Please. Can you just address your financials and your cash needs?
Sure. Yeah. So we have cash into 2027 right now. And that factors in a few things. So that does factor in the $60 million payment from Pierre Fabre that would, like I said, is anticipated Q1 of next year, as well as that royalty stream, as I talked about. We also will be selling intermediates and inventory to Pierre Fabre in January of next year upon approval because they're obviously going to be moving that forward. But yeah, so from a cash perspective, we're actually quite comfortable.
We just did an RDO about a month ago with our three largest investors as well as a strategic. So this is a large publicly traded biotechnology company that is choosing to remain anonymous at this point, but that was at a 15% premium as well. So between that and everything I just talked about, yeah, we have cash into 2025. And that also gets us through all the milestones that I just talked about as well. Obviously, if the data read out really positively, the needs could be different if we readily move into different indications, autoimmune indications, for example, we would probably be expanding, but we'll have to look at that.
That's a good way to get there.
Yeah. But of course, I mean, right now we have to get the dosing down, of course, because this will be first in humans.
So once we get that dosing down, we have proof of concept. PK, PD looks good. We have B cell depletion. Of course, we're going to start looking at the other indications that have had proof of principle with, like I said, myositis, scleroderma, multiple sclerosis. Perhaps that would be a logical choice for us to go back into that. So those are on the table and we're doing work internally on that. But right now, the cash runway doesn't factor that in. It's just the endpoints or the milestones that I discussed today.
The stock price earlier this year did at $39 and now you're about $9.
We did a reverse split. So that's probably what, not probably, that is what that is factoring into.
We were 75% off the back. Yeah.
Yeah. I mean, obviously, the stock isn't where we want it to be.

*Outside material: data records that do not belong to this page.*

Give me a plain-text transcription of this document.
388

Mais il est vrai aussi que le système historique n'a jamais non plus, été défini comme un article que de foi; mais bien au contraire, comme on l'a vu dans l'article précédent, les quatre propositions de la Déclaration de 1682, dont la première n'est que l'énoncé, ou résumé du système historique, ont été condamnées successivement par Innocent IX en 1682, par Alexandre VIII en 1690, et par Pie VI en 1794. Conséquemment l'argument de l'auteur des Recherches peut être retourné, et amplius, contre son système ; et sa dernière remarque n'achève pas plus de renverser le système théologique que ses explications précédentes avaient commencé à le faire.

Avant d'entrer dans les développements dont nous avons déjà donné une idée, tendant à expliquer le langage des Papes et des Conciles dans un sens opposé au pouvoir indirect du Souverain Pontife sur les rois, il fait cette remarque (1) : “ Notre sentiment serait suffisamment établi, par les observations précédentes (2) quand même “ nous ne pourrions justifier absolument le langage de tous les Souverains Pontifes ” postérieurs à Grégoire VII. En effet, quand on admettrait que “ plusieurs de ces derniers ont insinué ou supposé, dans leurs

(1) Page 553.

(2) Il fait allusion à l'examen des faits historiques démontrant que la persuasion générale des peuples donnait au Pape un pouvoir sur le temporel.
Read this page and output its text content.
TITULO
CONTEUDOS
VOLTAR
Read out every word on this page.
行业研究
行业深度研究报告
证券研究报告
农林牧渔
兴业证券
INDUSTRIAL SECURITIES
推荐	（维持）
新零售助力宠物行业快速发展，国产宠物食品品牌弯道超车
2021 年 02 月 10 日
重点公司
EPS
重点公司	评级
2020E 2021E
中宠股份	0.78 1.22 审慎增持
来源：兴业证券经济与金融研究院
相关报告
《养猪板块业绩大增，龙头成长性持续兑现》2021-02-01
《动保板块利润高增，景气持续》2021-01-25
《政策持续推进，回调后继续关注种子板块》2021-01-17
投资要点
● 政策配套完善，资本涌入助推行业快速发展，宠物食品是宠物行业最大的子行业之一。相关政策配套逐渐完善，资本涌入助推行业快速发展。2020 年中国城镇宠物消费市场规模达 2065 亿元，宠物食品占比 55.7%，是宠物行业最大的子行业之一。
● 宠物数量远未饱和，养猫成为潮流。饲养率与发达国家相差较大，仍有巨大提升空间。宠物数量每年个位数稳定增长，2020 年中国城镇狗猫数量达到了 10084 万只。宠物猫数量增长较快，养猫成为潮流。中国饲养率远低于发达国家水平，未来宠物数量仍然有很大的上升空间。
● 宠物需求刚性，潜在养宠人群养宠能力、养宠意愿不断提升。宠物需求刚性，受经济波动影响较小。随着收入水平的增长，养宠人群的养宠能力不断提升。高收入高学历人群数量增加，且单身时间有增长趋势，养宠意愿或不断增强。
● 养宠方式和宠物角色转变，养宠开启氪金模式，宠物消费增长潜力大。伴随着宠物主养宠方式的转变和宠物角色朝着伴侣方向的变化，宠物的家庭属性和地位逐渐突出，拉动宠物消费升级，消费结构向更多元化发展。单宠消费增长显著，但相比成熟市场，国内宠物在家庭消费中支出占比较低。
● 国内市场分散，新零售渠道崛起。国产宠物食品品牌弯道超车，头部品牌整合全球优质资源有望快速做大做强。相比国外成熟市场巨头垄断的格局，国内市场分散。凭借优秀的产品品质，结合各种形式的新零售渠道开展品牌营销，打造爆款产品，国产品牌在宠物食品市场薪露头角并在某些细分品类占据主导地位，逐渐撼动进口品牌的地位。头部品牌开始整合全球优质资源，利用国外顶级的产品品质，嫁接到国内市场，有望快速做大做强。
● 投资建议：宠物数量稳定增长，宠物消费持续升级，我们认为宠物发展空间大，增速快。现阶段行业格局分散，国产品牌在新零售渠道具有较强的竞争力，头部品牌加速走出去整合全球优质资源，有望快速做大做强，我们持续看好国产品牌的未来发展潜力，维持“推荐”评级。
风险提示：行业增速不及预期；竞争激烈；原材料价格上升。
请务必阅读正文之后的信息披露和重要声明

And it's not reflective of if you just do basic DCF of the Tab-cel, deal kinetics and cash inflows that we have. We should be trading at least $4-$6 higher than what we're at right now. So it's just not reflective of that. I think Tab-cel was an interesting one. We can talk about it later, but we were first in class. And so the FDA had just never seen this before. So we had a long kind of back and forth with them for understanding kind of intrinsic variability and comparability between different process versions, etc. That just took a lot longer. I mean, we obviously got approved in Europe before we got approved in the U.S. So I think a little bit of this is somewhat of a show me story as well, just get this across the finish line.
Obviously, the BLA has been filed and accepted. We're now, as of right now, in priority review, which is great, and we're tracking right along to January 15th, which, of course, isn't too far from now, so we're hoping that we'll see some kind of reflection of that in January. Any other questions? Okay. I'm around all day, so come find me if anything else comes up. Appreciate your time. Thank you.